I do it myself - I overuse the dash when I write because that's how I would speak- in run on sentences.
Quote:
Constructed Speech and writing are very different aspects of language. Speech, and the rules governing the same, do not have to meet the rules for writing, as if the rules for writing set an ideal.

I agree.
JTT
 
  1  
Reply Tue 7 Jul, 2009 02:41 pm
@Merry Andrew,
Thanks for your comments, Merry. You were hardly being pedantic. You've merely expressed your opinion.

I certainly didn't state nor was I suggesting that anyone from A2K was suggesting what you've laid out here. But having been involved in the field of language teaching for over 20 years, I know what ESLs are exposed to and I know that the idea that the rules for writing have been thought to be what should guide speech.

You've heard of the careful writer and the careful speaker; you've heard it said, often, that we mustn't use ain't, that we can't use 'was' with 'if' for counterfactuals, the list is long.

We often hear people, not just ESLs, ask; "Is this correct?", and where is the first place people go to answer, to how we write, to Standard English.

As you well now by now, that's not the standard for correctness.
0 Replies
 
JTT
 
  1  
Reply Tue 7 Jul, 2009 03:08 pm
@aidan,
Quote:
No - the person who wrote that stated that writers could certainly allow themselves poetic license:


That in itself, Aidan, attempts to portray that a person has "gone against" what is the standard, what is the correct way to do things.

What does "technically" mean. It simply provides cover for a set of artificial standards that this person holds to. If we can allow that an imperative can have a presumed subject, it does, our natural rules tell us that, then is it that much of a stretch to allow that there is also some measure of elision with "Again"?

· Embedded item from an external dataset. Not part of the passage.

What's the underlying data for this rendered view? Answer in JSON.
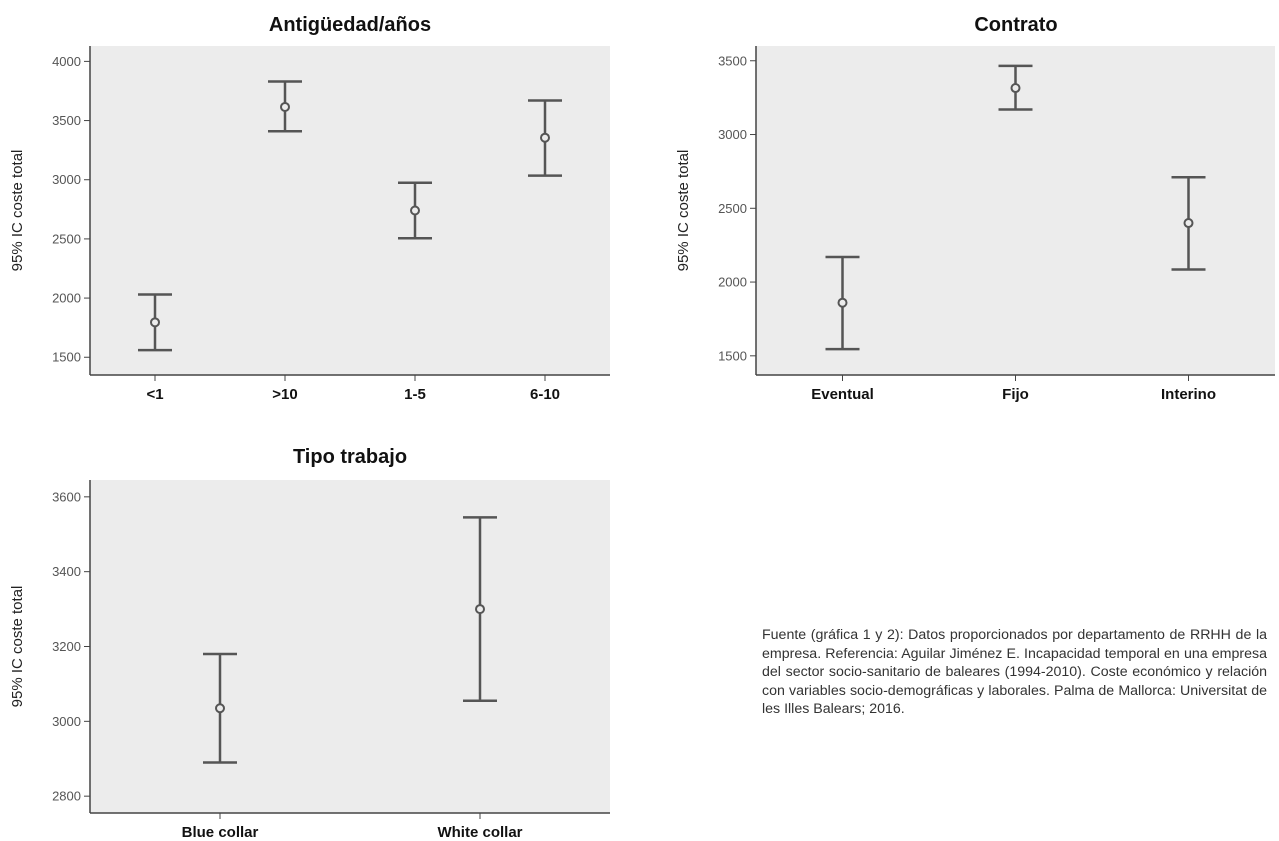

Yes, of course we need these bits of terminology as a way for us to be able to discuss the ways of language, but they aren't the guidelines of "good". No one has to grant us poetic license to use our language for we all know the rules of our language.

Those things that exist in books that are described as rules are merely descriptions of how we use language and they have to take into consideration the circumstances surrounding that use. The prescriptions, even when they've had a measure of accuracy, demanded a "one size fits all". That's hardly the measure of truth.

Quote:
I do it myself - I overuse the dash when I write because that's how I would speak- in run on sentences.


How could you possibly be "overusing" the dash when you use it precisely in the manner to effect the very thing you're trying to effect?

To determine this "overuse", where would the prescriptivists run but to a style manual. But which one, they all have conflicting advice, and would it even have an entry for such a use.

No. these are aimed at formal/academic writing, yet, correct me if I'm wrong here, what guidelines do people use to determine what's "correct"?

Merry, did you not run to a source [even if it was old memory] that stated, erroneously, that 'data' was the plural of 'datum'?

A strong sense of prescription pervades everyone's feelings on language. If someone is "corrected" for using what is a completely natural usage, [there's one now] they immediately assume what? that they've made a mistake.